Italy begins the process of electing its president today. At 3pm the grandi elettori gather in the equivalent of the Commons: senators, deputies of the Lower House, life senators (including former president Napolitano) and representatives of the Italian regions who are themselves Party members of most of the major parties in the Parliament. There are 1009 of them, 58 from the regions. On the first three ballots a two thirds majority is required for election - 673 votes. From the fourth ballot 505 votes suffice.
The inconvenience of the two thirds majority is usually overcome by major parties voting blank on the first three ballots; then they get down to it. Matteo Renzi has stated that the Partito Democratico's candidate is Sergio Mattarella, a distinguished judge of the constitutional court. Well, after the Napolitano disgraceful and unconstitutional years that sounds just the job. He won't be pushing into what is none of his business and may even undo the damage of a rampaging egoist and European Union fanatic warping the basis of Italian democracy.
Unfortunately the rampaging egoist etc., is working away, despite retirement, to replace himself with Giuliano Amato - the author of every major European Treaty: from Lisbon to Rome Amato and his committee have dotted every i, crossed every t. He has as well a certain reputation as Craxi's man and even now that isn't lived down easily. Craxi who fled the country and spent the rest of his life in Tunisia. Which brings us to Berlusconi. Not, of course, a socialist, and not fled, but convicted and determined to have that conviction lifted (and who can blame him, hounded from office by threats of prosecution and public shaming when he threatened Italy's commitment to Europe-ever-closer...)

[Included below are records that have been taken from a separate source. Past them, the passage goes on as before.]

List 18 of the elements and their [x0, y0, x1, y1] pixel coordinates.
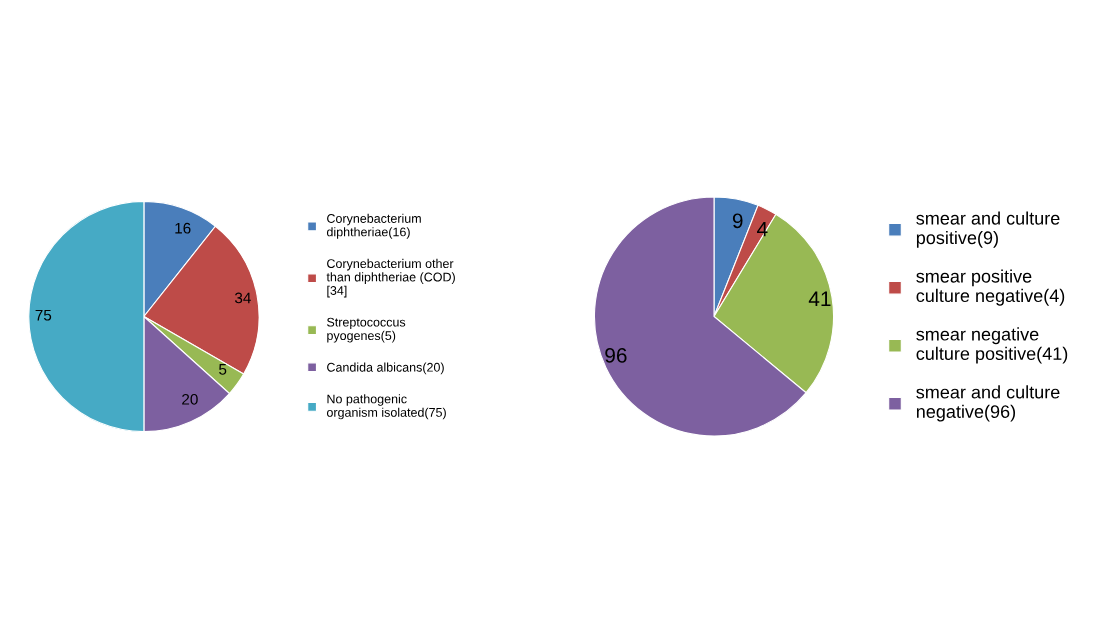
legend-label: smear positive culture negative(4) [916, 269, 1065, 306]
legend-label: Corynebacterium diphtheriae(16) [326, 213, 421, 239]
legend-label: smear and culture positive(9) [916, 211, 1060, 248]
data-label: 96 [605, 348, 627, 363]
legend-label: Candida albicans(20) [327, 362, 444, 375]
data-label: 4 [757, 221, 768, 237]
legend-label: smear and culture negative(96) [916, 385, 1060, 422]
data-label: 41 [808, 291, 831, 306]
data-label: 16 [175, 222, 191, 234]
data-label: 20 [182, 393, 198, 405]
legend-label: No pathogenic organism isolated(75) [326, 394, 446, 420]
legend-label: Corynebacterium other than diphtheriae (COD) [34] [326, 258, 455, 298]
data-label: 75 [35, 309, 52, 321]
legend-label: Streptococcus pyogenes(5) [327, 317, 406, 343]
data-label: 5 [219, 364, 227, 375]
legend-label: smear negative culture positive(41) [916, 327, 1068, 364]
data-label: 9 [732, 213, 743, 229]
data-label: 34 [234, 292, 251, 304]
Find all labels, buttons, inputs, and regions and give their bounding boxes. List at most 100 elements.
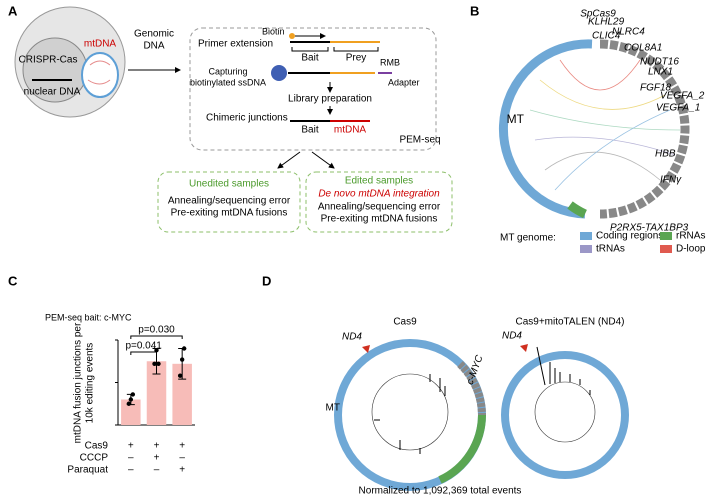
panel-label: C: [8, 273, 18, 288]
bracket: [291, 47, 379, 52]
bead: [271, 65, 287, 81]
legend-label: rRNAs: [676, 231, 705, 242]
text: Edited samples: [345, 176, 413, 187]
replicate-point: [177, 373, 183, 378]
legend-label: tRNAs: [596, 244, 625, 255]
mt-dna: [87, 60, 111, 85]
text: mtDNA: [334, 125, 367, 136]
condition-mark: –: [179, 453, 185, 464]
text: Bait: [301, 53, 318, 64]
text: Chimeric junctions: [206, 113, 288, 124]
text: Library preparation: [288, 94, 372, 105]
replicate-point: [152, 361, 157, 366]
edited-box: [305, 171, 453, 233]
panel-d: Cas9 Cas9+mitoTALEN (ND4) ND4 c-MYC MT N…: [326, 317, 629, 497]
y-axis-label: mtDNA fusion junctions per: [73, 322, 84, 443]
chromosome-ring: [599, 39, 690, 219]
condition-mark: –: [154, 465, 160, 476]
marker: [520, 344, 528, 352]
condition-mark: –: [128, 465, 134, 476]
condition-mark: +: [154, 441, 160, 452]
bar: [121, 399, 141, 425]
legend: Coding regions rRNAs tRNAs D-loop: [580, 231, 706, 255]
text: Genomic: [134, 29, 174, 40]
text: Primer extension: [198, 39, 273, 50]
arrow: [311, 151, 335, 169]
text: Adapter: [388, 77, 420, 87]
spikes: [374, 374, 446, 454]
condition-mark: +: [154, 453, 160, 464]
gene-label: FGF18: [640, 83, 672, 94]
text: mtDNA: [84, 39, 117, 50]
gene-label: KLHL29: [588, 17, 625, 28]
gene-label: IFNγ: [660, 175, 682, 186]
replicate-point: [181, 346, 187, 351]
panel-label: B: [470, 3, 479, 18]
condition-mark: +: [179, 441, 185, 452]
text: Pre-exiting mtDNA fusions: [171, 208, 288, 219]
significance-bracket: [130, 335, 183, 339]
panel-label: D: [262, 273, 271, 288]
text: Biotin: [262, 26, 285, 36]
gene-label: COL8A1: [624, 43, 662, 54]
legend-swatch: [580, 232, 592, 240]
unedited-box: [157, 171, 301, 233]
legend-label: Coding regions: [596, 231, 663, 242]
y-axis-label: 10k editing events: [85, 343, 96, 424]
significance-bracket: [130, 351, 157, 355]
title: Cas9: [393, 317, 417, 328]
title: SpCas9: [580, 9, 616, 20]
label: ND4: [502, 331, 522, 342]
gene-label: LNX1: [648, 67, 673, 78]
condition-name: Cas9: [85, 441, 109, 452]
legend-label: D-loop: [676, 244, 706, 255]
gene-label: CLIC4: [592, 31, 621, 42]
footnote: Normalized to 1,092,369 total events: [359, 486, 522, 497]
significance-label: p=0.030: [138, 325, 175, 336]
text: Pre-exiting mtDNA fusions: [321, 214, 438, 225]
gene-label: HBB: [655, 149, 676, 160]
gene-label: NUDT16: [640, 57, 679, 68]
text: CRISPR-Cas: [19, 55, 78, 66]
label: MT: [507, 112, 525, 126]
rrna-segment: [438, 414, 486, 484]
replicate-point: [156, 361, 161, 366]
workflow-box: [189, 27, 437, 151]
text: De novo mtDNA integration: [318, 189, 440, 200]
gene-label: P2RX5-TAX1BP3: [610, 223, 689, 234]
biotin: [289, 33, 295, 39]
mt-ring: [498, 39, 593, 219]
text: DNA: [143, 41, 164, 52]
legend-title: MT genome:: [500, 233, 556, 244]
gene-label: VEGFA_2: [660, 91, 705, 102]
replicate-point: [130, 392, 136, 397]
inner-track: [371, 373, 449, 451]
significance-label: p=0.041: [125, 341, 162, 352]
text: Annealing/sequencing error: [168, 196, 291, 207]
chart-title: PEM-seq bait: c-MYC: [45, 312, 132, 322]
condition-name: Paraquat: [67, 465, 108, 476]
text: PEM-seq: [399, 135, 440, 146]
arrow: [277, 151, 301, 169]
text: Annealing/sequencing error: [318, 202, 441, 213]
replicate-point: [154, 348, 159, 353]
panel-a: CRISPR-Cas mtDNA nuclear DNA Genomic DNA…: [14, 6, 453, 233]
condition-mark: +: [128, 441, 134, 452]
legend-swatch: [660, 245, 672, 253]
chords: [529, 59, 681, 191]
label: ND4: [342, 332, 362, 343]
mt-ring: [501, 351, 629, 479]
text: Unedited samples: [189, 179, 269, 190]
text: Capturing: [208, 66, 247, 76]
mt-rrna: [567, 201, 587, 219]
legend-swatch: [580, 245, 592, 253]
bar: [146, 361, 167, 425]
inner-track: [534, 381, 596, 443]
label: MT: [326, 403, 340, 414]
replicate-point: [126, 401, 132, 406]
marker: [362, 345, 370, 353]
gene-label: NLRC4: [612, 27, 645, 38]
legend-swatch: [660, 232, 672, 240]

Berlusconi has been in alliance with Renzi throughout Renzi's administration - to the fury of the old CP sections of the Partito Demcratico not least because the alliance across the political divide of centre left and centre right deprive them of all power. (What a pity Blair never allied with Conservative forces against the Brown/Balls/ Miliband tendency). Berlusconi's price for agreeing to Mattarella is his re-admittance, formally, into political life; he's been banned for some years so necessarily his style is hampered, acting from the back with proxies who tend to get above themselves. Mattarella, being the man he is, doesn't look the sort of president to hand out pardons to tax-evaders. So the lifting of Berlusconi's judicial shadows is going to have to come from Renzi and his administration. And that is going down very badly in the PD, who made 'hating Berlusconi' their mode of being, their only political purpose, for years. (Yes, silly, wasteful, irrelevant but the Left usually is).
Provision has been made, by tagging a special little clause to a much bigger piece of legislation, that gets Berlusca in the clear; but Renzi has put back the vote until after the presidential election. Anyone can imagine the fury on the Left as the Prime Minister drains power further into his hands. Napolitano gone and replaced by a severe constitutionalist who will retreat into the proper conduct of the office of president; Berlusconi absolved yet remaining in alliance even though he has been forced to accept a president of the Right who is not his first choice; the office of prime minister strengthened by the ending of perfect bi-cameralism and the stripping of power from the Senate; and, most of all, a prime minister no longer answerable to a disloyal Party (at least in large part) and undisturbed by inappropriate Presidential intervention.
It's not just Greece that is challenging northern European austerity and the imposition of damaging economic and fiscal policies on other parts of the Union. Renzi has had to sort out his own backyard first but he's nearly there - then there's hope he can bring some of the sillier, even dangerous, European ascendency to heel.